Yasunari Kawabata: La casa de las bellas durmientes
Este 2022 se cumplen sesenta y un años de la publicación de una de las novelas más desconcertantes, atractivas (y a la vez repulsivas) de Yasunari Kawabata, primer escritor japonés en ganar el premio Nobel de Literatura en 1968. Esta novela de apenas cien páginas no es otra que La casa de las bellas durmientes que, desde su aparición en 1961, no ha dejado de fascinar a muchas generaciones de lectores. Así, su brevedad parece acentuar su magnetismo: la belleza de la narración nos atrae, mientras que las implicaciones morales de la historia nos tienen continuamente contra las cuerdas. Desde luego, la literatura puede ser a veces una experiencia realmente subyugante, y este libro de Kawabata es la prueba de ello: si se me permite la metáfora, es como una caricia suave que en realidad nos amorata la piel. Veamos ahora por qué motivo digo esto.

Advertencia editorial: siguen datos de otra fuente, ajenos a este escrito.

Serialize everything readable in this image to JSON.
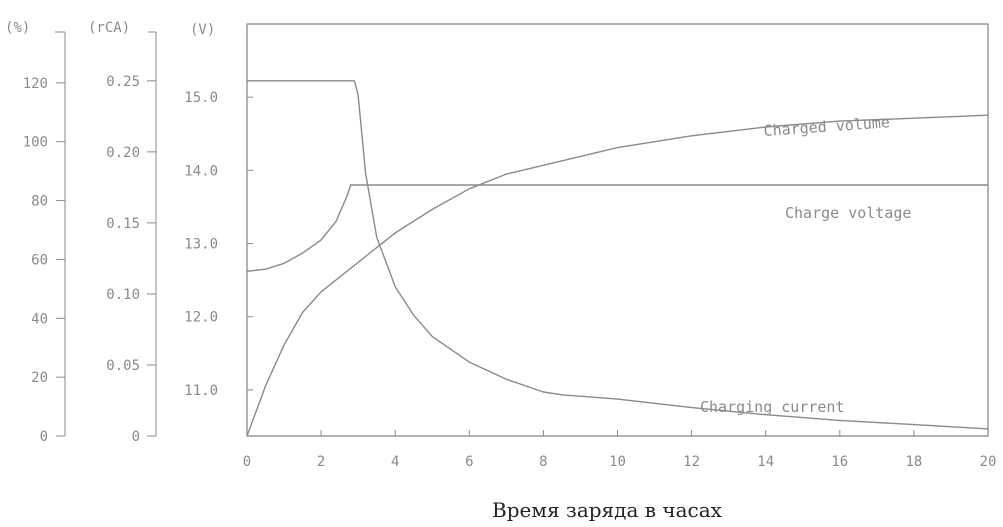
{
  "chart_data": {
    "type": "line",
    "title": "",
    "xlabel": "Время заряда в часах",
    "x_range": [
      0,
      20
    ],
    "x_ticks": [
      "0",
      "2",
      "4",
      "6",
      "8",
      "10",
      "12",
      "14",
      "16",
      "18",
      "20"
    ],
    "axes": {
      "percent": {
        "unit": "(%)",
        "range": [
          0,
          140
        ],
        "ticks": [
          "0",
          "20",
          "40",
          "60",
          "80",
          "100",
          "120"
        ]
      },
      "current": {
        "unit": "(rCA)",
        "range": [
          0,
          0.29
        ],
        "ticks": [
          "0",
          "0.05",
          "0.10",
          "0.15",
          "0.20",
          "0.25"
        ]
      },
      "voltage": {
        "unit": "(V)",
        "range": [
          10.37,
          16.0
        ],
        "ticks": [
          "11.0",
          "12.0",
          "13.0",
          "14.0",
          "15.0"
        ]
      }
    },
    "grid": false,
    "colors": {
      "axis": "#8a8a8a",
      "curve": "#8a8a8a",
      "text": "#8a8a8a",
      "xlabel": "#222222"
    },
    "series": [
      {
        "name": "Charged volume",
        "axis": "percent",
        "x": [
          0,
          0.5,
          1,
          1.5,
          2,
          3,
          4,
          5,
          6,
          7,
          8,
          10,
          12,
          14,
          16,
          18,
          20
        ],
        "y": [
          0,
          17,
          31,
          42,
          49,
          59,
          69,
          77,
          84,
          89,
          92,
          98,
          102,
          105,
          107,
          108,
          109
        ]
      },
      {
        "name": "Charge voltage",
        "axis": "voltage",
        "x": [
          0,
          0.5,
          1,
          1.5,
          2,
          2.4,
          2.7,
          2.8,
          4,
          6,
          8,
          10,
          12,
          14,
          16,
          18,
          20
        ],
        "y": [
          12.62,
          12.65,
          12.73,
          12.87,
          13.05,
          13.3,
          13.65,
          13.8,
          13.8,
          13.8,
          13.8,
          13.8,
          13.8,
          13.8,
          13.8,
          13.8,
          13.8
        ]
      },
      {
        "name": "Charging current",
        "axis": "current",
        "x": [
          0,
          2.9,
          3.0,
          3.2,
          3.5,
          4,
          4.5,
          5,
          6,
          7,
          8,
          8.5,
          10,
          12,
          14,
          16,
          18,
          20
        ],
        "y": [
          0.25,
          0.25,
          0.24,
          0.185,
          0.14,
          0.105,
          0.085,
          0.07,
          0.052,
          0.04,
          0.031,
          0.029,
          0.026,
          0.02,
          0.015,
          0.011,
          0.008,
          0.005
        ]
      }
    ]
  }
}
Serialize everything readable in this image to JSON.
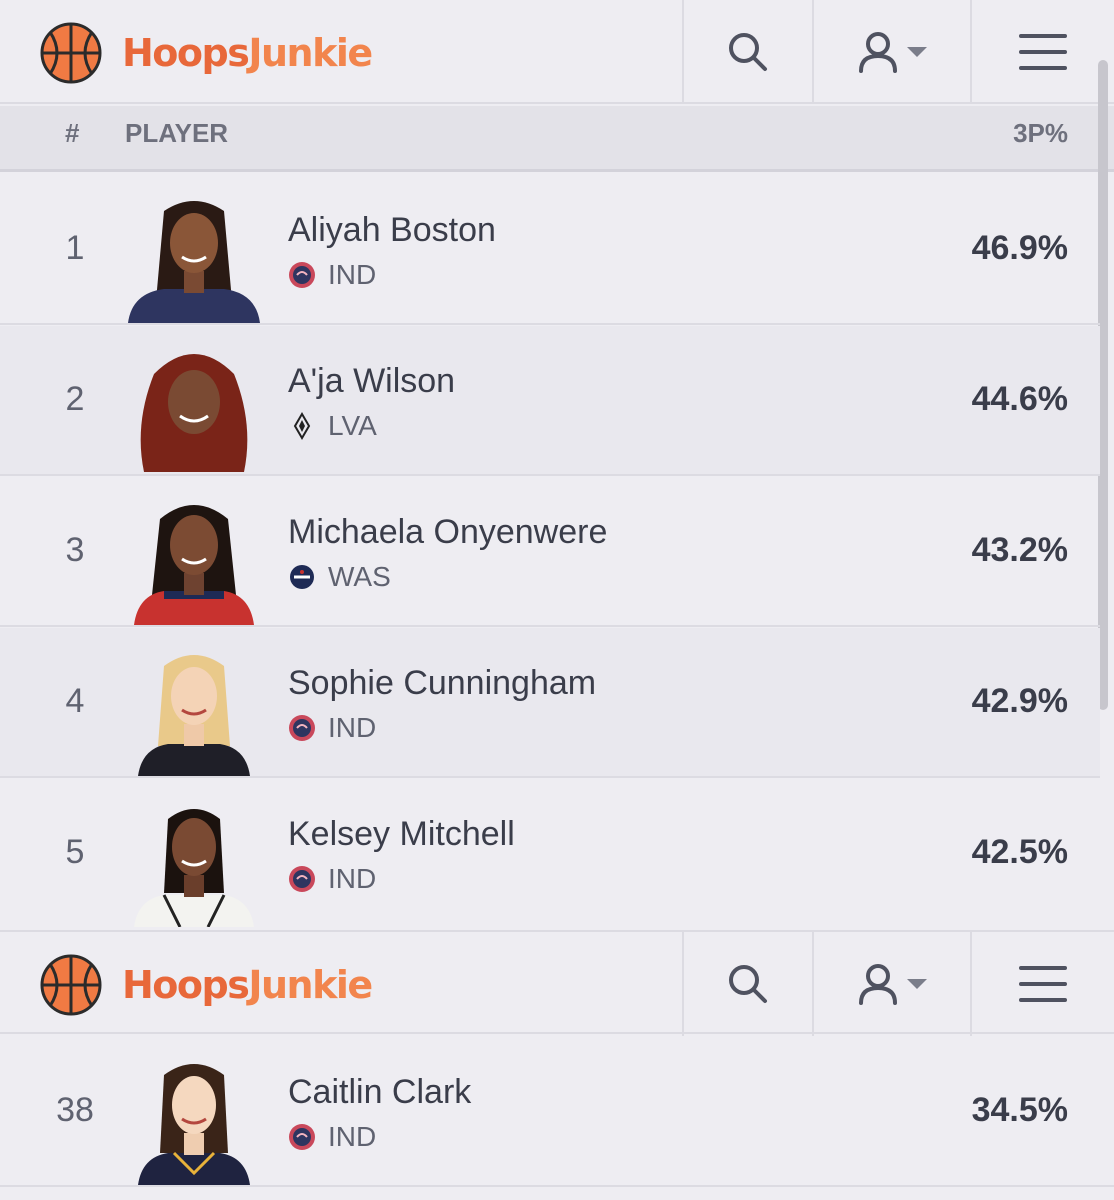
{
  "brand": {
    "name_part1": "Hoops",
    "name_part2": "Junkie"
  },
  "header_icons": {
    "search": "search-icon",
    "user": "user-icon",
    "dropdown": "caret-down-icon",
    "menu": "hamburger-menu-icon"
  },
  "columns": {
    "rank": "#",
    "player": "PLAYER",
    "stat": "3P%"
  },
  "rows": [
    {
      "rank": "1",
      "name": "Aliyah Boston",
      "team": "IND",
      "stat": "46.9%"
    },
    {
      "rank": "2",
      "name": "A'ja Wilson",
      "team": "LVA",
      "stat": "44.6%"
    },
    {
      "rank": "3",
      "name": "Michaela Onyenwere",
      "team": "WAS",
      "stat": "43.2%"
    },
    {
      "rank": "4",
      "name": "Sophie Cunningham",
      "team": "IND",
      "stat": "42.9%"
    },
    {
      "rank": "5",
      "name": "Kelsey Mitchell",
      "team": "IND",
      "stat": "42.5%"
    }
  ],
  "second_section": {
    "rows": [
      {
        "rank": "38",
        "name": "Caitlin Clark",
        "team": "IND",
        "stat": "34.5%"
      }
    ]
  },
  "colors": {
    "brand_orange": "#e8683a",
    "background": "#eeedf2",
    "text": "#3a3d4a"
  }
}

El protagonista de esta historia es Eguchi, un anciano de 67 años que visita, por primera vez y tras la recomendación de un amigo, un prostíbulo que posee unas características especiales: sólo lo frecuentan ancianos, personas mayores que deben pasar en él la noche hasta el amanecer junto a jóvenes mujeres que, fuertemente narcotizadas y desnudas, dormirán profundamente junto a ellos sin despertarse en ningún momento. Otra característica: estos ancianos no pueden hacer nada de mal gusto con ellas, simplemente dormir. Para ello, junto a la cama, hay siempre un par de pastillas, pastillas que tomarán los anciano para descansar y pasar plácidamente la noche. Las premisas de esta historia son, sin duda, tan desconcertantes como sugestivas. Ahora bien ¿cuál es la experiencia de Eguchi en este contexto? ¿Qué nos puede mostrar que sea de interés? ¿De qué trata realmente este libro?
Este es un libro que aborda la vejez desde una perspectiva concreta: el prostíbulo de las bellas durmientes opera como una de las formas posibles de enmascarar la vergüenza de ser viejo, de superar el hecho de avergonzarse de serlo ante los ojos de las personas jóvenes; es decir, la conciencia de estar aproximándose al final de la vida y de padecer los paulatinos achaques y feos rasgos de la edad, lo que supone ser consciente de las nuevas limitaciones que lleva aparejada dicha decadencia y la repulsa que parece provocar en aquellos que no participan aún de ella. Este es el motivo por el que se acuestan junto a chicas jóvenes: este placer deforme, que demuestra que los ancianos no están en paz consigo mismos, les permite no sentirse juzgados. Ahora bien, tras esta posibilidad de no sentirse condenados, también encontramos que los cuerpos de las chicas cumplen una función fundamental: Eguchi, y como es de suponer también los otros ancianos, los utilizan para viajar por sus memorias como si fuesen pantallas de cine sobre las que cae la luz entrecortada de sus recuerdos, sobre la que proyectan la experiencia vital acumulada.
Por otro lado, existe también una reflexión constante sobre las implicaciones morales de pasar la noche en semejantes circunstancias. Las cavilaciones sobre el mal, sobre lo decadente, dejan su tenue aroma por todas las páginas de esta fascinante novela: «tal vez, engañado por la costumbre y el orden, nuestro sentido del mal se atrofiaba». Y eso parece realmente, pues Eguchi, a medida que va visitando La casa de las bellas durmientes, parece ir acomodándose a las prerrogativas e insensibilidad que lo rodea. En definitiva, esta es una novela que hay que leer por dos motivos: el primero es que nos invita a sumergirnos en un contexto desasosegante en el que parece difícil imaginarse; el segundo es que dicho desasosiego es fecundo para reflexionar sobre las vías de escape que podemos encontrar con tal de no sentirnos acabados, aunque ello suponga dejarse caer en, como ya he dicho, terribles placeres deformantes.